3 Questions Selfies Can’t Answer

04.04.16 | Sermon Series: Selfie

Each day, people take 93 million selfies and check social media 100 billion times. Young people will take more than 25,000 selfies in their lifetime. Why are we so obsessed?

According to psychologists, we’re looking for an avenue to fulfill the need to boost our self-esteem, and we often find it on our social media pages. At their root, selfies are about self-definition and image management. They allow us to project an image that says, “I’m important, and my life is really significant.”

This happens because we’re all really seeking to answer three deep-seated questions:

  • Who am I?
  • Where do I belong?
  • What am I supposed to do?

Why are these questions so hard to answer? To find out, we have to go all the way back to Genesis.

When It All Fell Apart

God created Adam and Eve in His image with a clear purpose and a perfect relationship with Him (Genesis 1–2). They were naked and unashamed because they didn’t have to hide or pretend or worry about disappointing each other. There were no filters on their lives.

But when they chose to turn away from God, things didn’t get better like they thought — they fell apart (Genesis 3). After that, there were three barriers to us knowing we really are.

Fear Rooted in Shame

When Adam and Eve sinned, they realized they were naked, and they experienced a sense of disappointment. So, they felt the need to cover themselves.

Just like them, we cover ourselves with designer clothes, work, expensive vacations, big houses and many other things. You don’t want people to see the real you because you are afraid they won’t like what they see. Maybe you don’t like what you see.

Hiding Rooted in Insecurity

Adam and Eve once enjoyed a great relationship with God. But once they sinned, things changed. Genesis 3:10 says that Adam hid because he knew he was naked — he was not what and who he was supposed to have been.

Your sense of insecurity and inadequacy causes you to hide too. You hide from God and from others. You’re afraid that if we knew the real you — the one nobody else sees — that they wouldn’t like you.

Blame Rooted in Denial

When God asked Adam if he ate the fruit, Adam’s response is coldblooded. He shifts the blame to Eve and ultimately to God. Eve then blames the devil.

When our insecurities and inadequacies are exposed, we rationalize our actions and blame somebody else for our failures. We say that it’s not our fault — it’s because of family, pressure, social influence, hurts and disappointments.

Where We Find Healing

We have lived in fear for so long, strapped by shame and insecurity and blame and denial, that we really don’t know who we are anymore. We don’t know where we belong and what really makes our lives significant.

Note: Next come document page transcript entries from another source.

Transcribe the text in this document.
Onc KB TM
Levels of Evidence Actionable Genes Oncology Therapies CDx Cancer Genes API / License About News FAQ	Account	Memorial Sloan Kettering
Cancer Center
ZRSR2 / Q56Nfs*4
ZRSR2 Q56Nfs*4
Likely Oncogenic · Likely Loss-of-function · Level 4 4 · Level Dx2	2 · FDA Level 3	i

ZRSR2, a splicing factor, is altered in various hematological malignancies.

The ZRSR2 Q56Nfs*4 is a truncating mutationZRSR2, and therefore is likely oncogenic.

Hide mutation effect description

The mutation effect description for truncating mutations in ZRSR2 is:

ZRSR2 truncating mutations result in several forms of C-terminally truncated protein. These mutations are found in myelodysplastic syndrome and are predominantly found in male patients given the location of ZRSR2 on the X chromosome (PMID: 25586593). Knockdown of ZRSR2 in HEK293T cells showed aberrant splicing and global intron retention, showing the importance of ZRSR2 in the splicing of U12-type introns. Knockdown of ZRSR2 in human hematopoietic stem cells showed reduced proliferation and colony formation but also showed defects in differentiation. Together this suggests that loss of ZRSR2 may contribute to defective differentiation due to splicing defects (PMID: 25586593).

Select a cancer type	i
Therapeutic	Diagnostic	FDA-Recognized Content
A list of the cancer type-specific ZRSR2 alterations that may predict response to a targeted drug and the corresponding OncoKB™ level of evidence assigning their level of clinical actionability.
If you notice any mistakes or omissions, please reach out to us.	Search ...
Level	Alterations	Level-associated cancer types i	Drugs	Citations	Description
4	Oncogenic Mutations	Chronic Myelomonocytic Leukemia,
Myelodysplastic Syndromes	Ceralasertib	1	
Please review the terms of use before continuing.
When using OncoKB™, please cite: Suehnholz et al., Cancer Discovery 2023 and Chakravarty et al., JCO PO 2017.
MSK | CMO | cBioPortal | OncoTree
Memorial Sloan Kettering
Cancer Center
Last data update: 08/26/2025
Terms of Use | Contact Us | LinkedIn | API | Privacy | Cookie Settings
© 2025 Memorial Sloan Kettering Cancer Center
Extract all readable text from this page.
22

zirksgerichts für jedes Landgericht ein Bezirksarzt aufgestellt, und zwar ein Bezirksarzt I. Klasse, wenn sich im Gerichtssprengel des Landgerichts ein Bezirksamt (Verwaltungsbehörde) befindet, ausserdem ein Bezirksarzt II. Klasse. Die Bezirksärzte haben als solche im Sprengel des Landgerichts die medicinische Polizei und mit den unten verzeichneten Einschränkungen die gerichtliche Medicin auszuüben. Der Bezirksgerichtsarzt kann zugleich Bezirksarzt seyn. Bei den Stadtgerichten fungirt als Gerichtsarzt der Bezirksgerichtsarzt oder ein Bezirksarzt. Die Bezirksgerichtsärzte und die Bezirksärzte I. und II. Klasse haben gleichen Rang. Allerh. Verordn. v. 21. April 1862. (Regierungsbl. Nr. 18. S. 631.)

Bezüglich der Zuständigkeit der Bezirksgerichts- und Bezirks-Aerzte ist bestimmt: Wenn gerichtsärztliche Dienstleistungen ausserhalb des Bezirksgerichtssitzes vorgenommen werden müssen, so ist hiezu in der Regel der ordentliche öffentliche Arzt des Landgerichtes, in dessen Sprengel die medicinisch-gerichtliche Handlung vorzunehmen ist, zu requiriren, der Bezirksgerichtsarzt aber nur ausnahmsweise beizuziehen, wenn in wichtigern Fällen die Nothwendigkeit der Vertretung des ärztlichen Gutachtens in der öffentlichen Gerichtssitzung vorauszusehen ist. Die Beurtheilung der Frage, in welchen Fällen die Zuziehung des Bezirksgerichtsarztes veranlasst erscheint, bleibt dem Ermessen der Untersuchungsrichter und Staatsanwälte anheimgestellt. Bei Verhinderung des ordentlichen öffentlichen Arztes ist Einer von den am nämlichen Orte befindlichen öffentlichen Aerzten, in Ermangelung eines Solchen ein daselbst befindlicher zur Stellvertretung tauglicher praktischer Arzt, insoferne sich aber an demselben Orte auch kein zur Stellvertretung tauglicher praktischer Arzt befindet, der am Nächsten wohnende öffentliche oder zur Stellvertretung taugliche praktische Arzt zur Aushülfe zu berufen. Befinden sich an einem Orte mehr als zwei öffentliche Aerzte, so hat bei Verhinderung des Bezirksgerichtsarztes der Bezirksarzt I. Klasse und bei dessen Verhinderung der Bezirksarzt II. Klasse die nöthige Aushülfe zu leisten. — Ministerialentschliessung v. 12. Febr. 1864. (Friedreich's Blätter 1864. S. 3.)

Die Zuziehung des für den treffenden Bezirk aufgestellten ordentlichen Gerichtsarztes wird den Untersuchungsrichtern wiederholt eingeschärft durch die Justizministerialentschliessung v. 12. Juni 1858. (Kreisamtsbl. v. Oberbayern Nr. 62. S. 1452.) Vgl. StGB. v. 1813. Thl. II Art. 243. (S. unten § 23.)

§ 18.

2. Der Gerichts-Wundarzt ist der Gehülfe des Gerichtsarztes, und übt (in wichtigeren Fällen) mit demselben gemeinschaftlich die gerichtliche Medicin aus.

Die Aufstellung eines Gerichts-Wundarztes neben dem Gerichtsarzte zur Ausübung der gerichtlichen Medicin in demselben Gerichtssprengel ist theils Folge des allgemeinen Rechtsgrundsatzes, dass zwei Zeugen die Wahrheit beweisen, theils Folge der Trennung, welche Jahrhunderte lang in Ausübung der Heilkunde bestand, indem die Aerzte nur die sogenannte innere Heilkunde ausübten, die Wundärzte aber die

So what do we do? You can either take 25,000 selfies and check your phone a few hundred times a day and see what the world says to you. Or you can look in a different place.

This is a spiritual problem, and it requires a spiritual response. Jesus came to deal with fear, shame, guilt, hiding, division and insecurity. He came to give back what our disobedience destroyed, and He restores your identity in Him.

All that sin stole, Jesus returned. And one day we will fully enjoy the face-to-face relationship with God that Adam and Eve enjoyed. God’s dwelling will be with us once again.